Who’s grieving? This dog or these Sandy Hook parents?

Molika Ashford writes for Live Science
“People often assign feelings to animals […] But scientists haven’t determined whether these human-like expressions really mean anything. […]
Scientists believe that certain brain cells in humans called spindle cells are responsible for human social behavior and the interplay between thoughts and feelings. Studies have revealed that chimpanzee, dolphin and whale brains also possess spindle cells. Although these are all animals that can act people-like, the presence of these cells does not mean that the animals have feelings.
Even animals that don’t have spindle cells, such as dogs, have shown behaviors that can suggest a human-like social sense. In recent experiments, dogs have shown that they know to follow a human’s pointed finger to find a food treat.

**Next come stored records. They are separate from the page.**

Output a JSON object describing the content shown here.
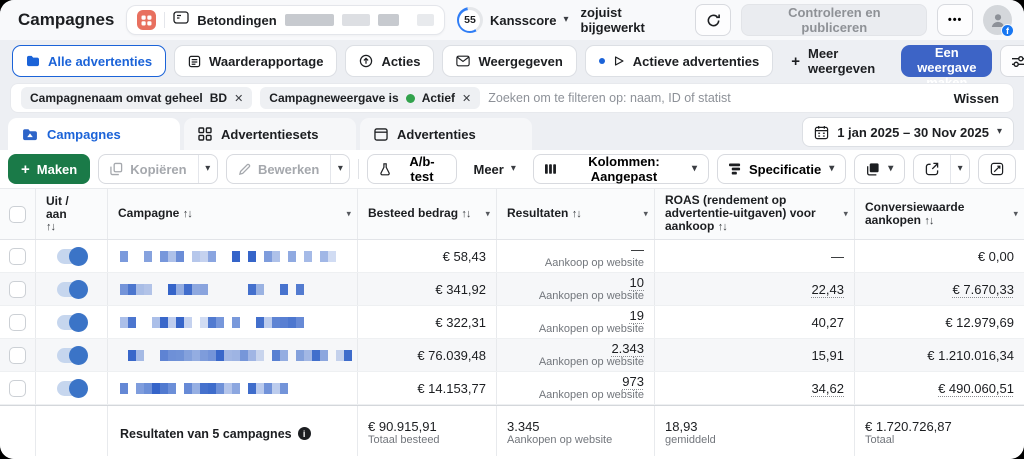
{
  "icons": {
    "caret": "▾",
    "sort": "↑↓",
    "plus": "+",
    "close": "✕",
    "ellipsis": "•••",
    "info": "i",
    "fb": "f"
  },
  "colors": {
    "accent_blue": "#1b63d8",
    "toggle_blue": "#3b74c7",
    "create_green": "#1a7a48",
    "view_button_blue": "#3d64c6",
    "active_dot_green": "#31a24c",
    "redaction_blue": "#2e5fc7"
  },
  "header": {
    "title": "Campagnes",
    "account_name": "Betondingen",
    "score_value": "55",
    "score_label": "Kansscore",
    "updated_status": "zojuist bijgewerkt",
    "review_button": "Controleren en publiceren"
  },
  "view_tabs": {
    "items": [
      {
        "label": "Alle advertenties"
      },
      {
        "label": "Waarderapportage"
      },
      {
        "label": "Acties"
      },
      {
        "label": "Weergegeven"
      },
      {
        "label": "Actieve advertenties"
      }
    ],
    "more_label": "Meer weergeven",
    "create_view_button": "Een weergave maken"
  },
  "filter_bar": {
    "chip1_label": "Campagnenaam omvat geheel",
    "chip1_value": "BD",
    "chip2_label": "Campagneweergave is",
    "chip2_value": "Actief",
    "search_placeholder": "Zoeken om te filteren op: naam, ID of statist",
    "clear_label": "Wissen"
  },
  "entity_tabs": {
    "campaigns": "Campagnes",
    "adsets": "Advertentiesets",
    "ads": "Advertenties"
  },
  "date_range": "1 jan 2025 – 30 Nov 2025",
  "toolbar": {
    "create": "Maken",
    "duplicate": "Kopiëren",
    "edit": "Bewerken",
    "ab_test": "A/b-test",
    "more": "Meer",
    "columns": "Kolommen: Aangepast",
    "breakdown": "Specificatie"
  },
  "table": {
    "headers": {
      "onoff": "Uit / aan",
      "campaign": "Campagne",
      "spend": "Besteed bedrag",
      "results": "Resultaten",
      "roas": "ROAS (rendement op advertentie-uitgaven) voor aankoop",
      "conversion": "Conversiewaarde aankopen"
    },
    "rows": [
      {
        "spend": "€ 58,43",
        "results": "—",
        "results_label": "Aankoop op website",
        "roas": "—",
        "conv": "€ 0,00",
        "toggle_on": true,
        "underlined": []
      },
      {
        "spend": "€ 341,92",
        "results": "10",
        "results_label": "Aankopen op website",
        "roas": "22,43",
        "conv": "€ 7.670,33",
        "toggle_on": true,
        "underlined": [
          "results",
          "roas",
          "conv"
        ]
      },
      {
        "spend": "€ 322,31",
        "results": "19",
        "results_label": "Aankopen op website",
        "roas": "40,27",
        "conv": "€ 12.979,69",
        "toggle_on": true,
        "underlined": [
          "results"
        ]
      },
      {
        "spend": "€ 76.039,48",
        "results": "2.343",
        "results_label": "Aankopen op website",
        "roas": "15,91",
        "conv": "€ 1.210.016,34",
        "toggle_on": true,
        "underlined": [
          "results"
        ]
      },
      {
        "spend": "€ 14.153,77",
        "results": "973",
        "results_label": "Aankopen op website",
        "roas": "34,62",
        "conv": "€ 490.060,51",
        "toggle_on": true,
        "underlined": [
          "results",
          "roas",
          "conv"
        ]
      }
    ],
    "footer": {
      "summary": "Resultaten van 5 campagnes",
      "spend_total": "€ 90.915,91",
      "spend_total_label": "Totaal besteed",
      "results_total": "3.345",
      "results_total_label": "Aankopen op website",
      "roas_avg": "18,93",
      "roas_avg_label": "gemiddeld",
      "conv_total": "€ 1.720.726,87",
      "conv_total_label": "Totaal"
    }
  }
}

Scientists report that this shows dogs are sensitive to human social cues and are able to correctly interpret them. Still, this only proves that dogs know how to find food, not that they have feelings.
[…] In a recent study, a Barnard College researcher tested dogs to see if their guilty looks were linked to actual bad behavior. Dogs were tempted with a treat and told by their owners not to eat it.
The dog’s owners weren’t allowed to see whether their pets had eaten the treat or not, but were told either that they did or that they didn’t, and were then instructed to scold the dogs that disobeyed. The experimenters noted that scolded dogs showed a guilty look whether or not they had actually done wrong.
This illustrates the difficulty in accurately interpreting animal behavior as a marker of human-like feelings. A guilty look suggests a feeling of guilt in a human but not necessarily in a dog, according to the Barnard research. Similarly, even apparent mourning or empathy behavior might not actually mean these feelings are present in the brains of animals.
Oh yeah?
Tell me this dog, grieving over the death of a companion, doesn’t have feelings. Note his repeated gasping/choking toward the end of the video, his entire body shaking.
And yet we are to believe Christopher and Lynn McDonnell are grieving parents whose child, Grace, was killed by Adam Lanza in Sandy Hook Elementary School on Dec. 14, 2012.
I don’t need “scientists” to tell me the meaning of what I can see with my own eyes, which is that the dog was overcome with feelings of distraught and grief, whereas the smiling and tearless McDonnells were acting.
If the McDonnells were grieving, they sure have a strange way of showing it. I’d sure like to see “scientists” explain their peculiar display of “feelings” over their 7-year-old daughter’s murder.
By the way, Christopher and Lynn McDonnell are among the Sandy Hook residents who purchased their home on December 25, 2009, for $0.